Personal information
- Born: March 23, 1992 (age 34) Florissant, Missouri, U.S.
- Listed height: 6 ft 2 in (1.88 m)
- Listed weight: 185 lb (84 kg)

Career information
- High school: Hazelwood Central (Florissant, Missouri)
- College: Fort Scott CC (2011–2012); Kansas (2013);
- NFL draft: 2015: undrafted

Career history
- Kansas City Chiefs (2015)*; Seattle Seahawks (2015)*; New York Jets (2015–2016)*; Los Angeles Rams (2016–2017)*; Rio Grande Valley Dorados (2019); West Virginia Roughriders (2020); West Texas Warbirds (2023)*;
- * Offseason or practice squad member only

= Kevin Short (American football) =

American football player (born 1992)

Kevin Short (born March 23, 1992) is an American former football cornerback.
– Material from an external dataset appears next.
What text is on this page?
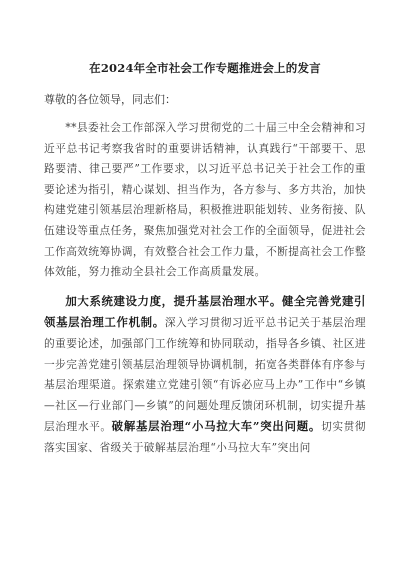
在2024年全市社会工作专题推进会上的发言
尊敬的各位领导，同志们：

**县委社会工作部深入学习贯彻党的二十届三中全会精神和习近平总书记考察我省时的重要讲话精神，认真践行“干部要干、思路要清、律己要严”工作要求，以习近平总书记关于社会工作的重要论述为指引，精心谋划、担当作为，各方参与、多方共治，加快构建党建引领基层治理新格局，积极推进职能划转、业务衔接、队伍建设等重点任务，聚焦加强党对社会工作的全面领导，促进社会工作高效统筹协调，有效整合社会工作力量，不断提高社会工作整体效能，努力推动全县社会工作高质量发展。

加大系统建设力度，提升基层治理水平。健全完善党建引领基层治理工作机制。深入学习贯彻习近平总书记关于基层治理的重要论述，加强部门工作统筹和协同联动，指导各乡镇、社区进一步完善党建引领基层治理领导协调机制，拓宽各类群体有序参与基层治理渠道。探索建立党建引领“有诉必应马上办”工作中“乡镇—社区—行业部门—乡镇”的问题处理反馈闭环机制，切实提升基层治理水平。破解基层治理“小马拉大车”突出问题。切实贯彻落实国家、省级关于破解基层治理“小马拉大车”突出问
He played college football at Fort Scott Community College. He transferred to the University of Kansas but withdrew before playing there.

==Professional career==

===Kansas City Chiefs===
On July 10, 2015, Short signed with the Kansas City Chiefs as an undrafted free agent. On September 5, 2015, he was waived by the Chiefs.

===Seattle Seahawks===
On September 7, 2015, Short was signed to the Seattle Seahawks' practice squad. On November 16, 2015, he was released.

===New York Jets===
On November 19, 2015, Short was signed to the New York Jets' practice squad.

Short signed a futures contract on January 5, 2016. On September 3, 2016, he was released by the Jets as part of final roster cuts.

===Los Angeles Rams===
On December 19, 2016, Short was signed to the Los Angeles Rams' practice squad. He signed a reserve/future contract with the Rams on January 3, 2017. On April 19, 2017, Short was waived by the Rams.

===West Texas Warbirds===
On October 19, 2022, Short signed with the West Texas Warbirds of the National Arena League (NAL). On February 13, 2023, Short retired from professional football.

==Coaching career==
Short coached football at Feather River Community College in 2017 and Mansfield University in 2018, where he was the Head Secondary and Return specialist for both programs.